A façanha será considerada histórica justamente porque foi contra um grande time e porque jogadores atuando bem doentes seguem à risca a "Cartilha Michael Jordan de como ser grandioso". Mas nesse caso o objetivo do jogador não será ter uma atuação de trocentos mil pontos com o Nowitzki, é mais difícil que isso, o objetivo é conseguir um sólido e discreto double-double com o alemão enquanto se joga bem com todo o resto da equipe. Tem que ter o Jason Kidd metendo bolas de longe, JJ Barea fazendo bandejas contorcionistas, Shawn Marion fazendo cesta na cara do LeBron James e o Jason Terry brilhando no quarto período. Isso sim que é desafio pra ficar na história.
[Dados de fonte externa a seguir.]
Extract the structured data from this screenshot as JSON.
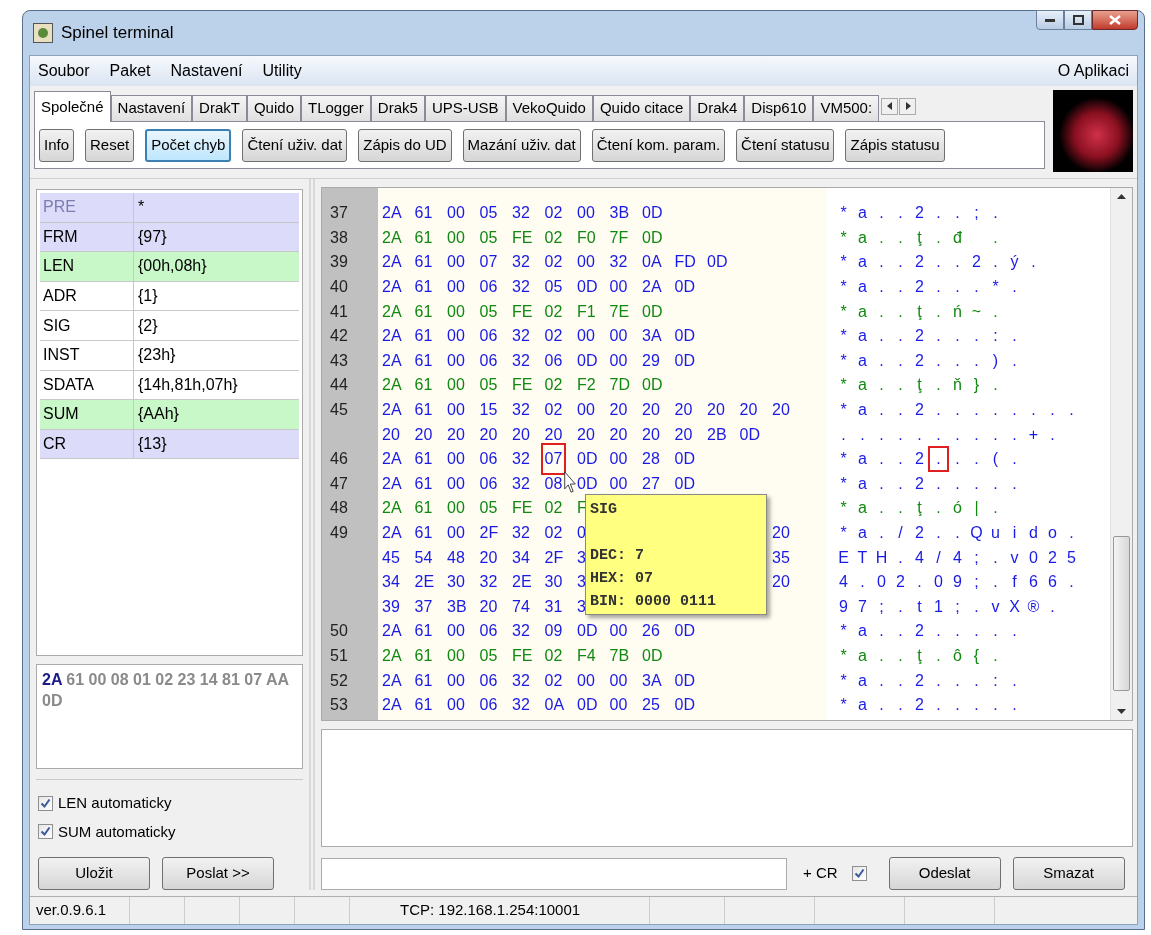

A tentação é elevar essa atuação do Nowitzki a patamares épicos pela sua superação, mas a verdade é que foi seu pior jogo nos playoffs (padrão alto, eu sei) e que os seus únicos grandes momentos foram nos primeiros e nos últimos minutos do jogo, quando acertou seus três primeiros arremessos e depois quando selou a vitória com uma linda bandeja sobre o Udonis Haslem. O alemão deve agradecer a chance de fechar o jogo, porém, a todo o resto da equipe que pela primeira vez na série brilhou como deveria. Antes do jogo 4 o Mavs tinha jogado apenas 22 minutos sem o Dirk em quadra somando os três primeiros jogos, nesses minutos eles tomaram 31 pontos a mais do que fizeram! Em uma série de jogos apertados decididos na última posse de bola o número é de assustar.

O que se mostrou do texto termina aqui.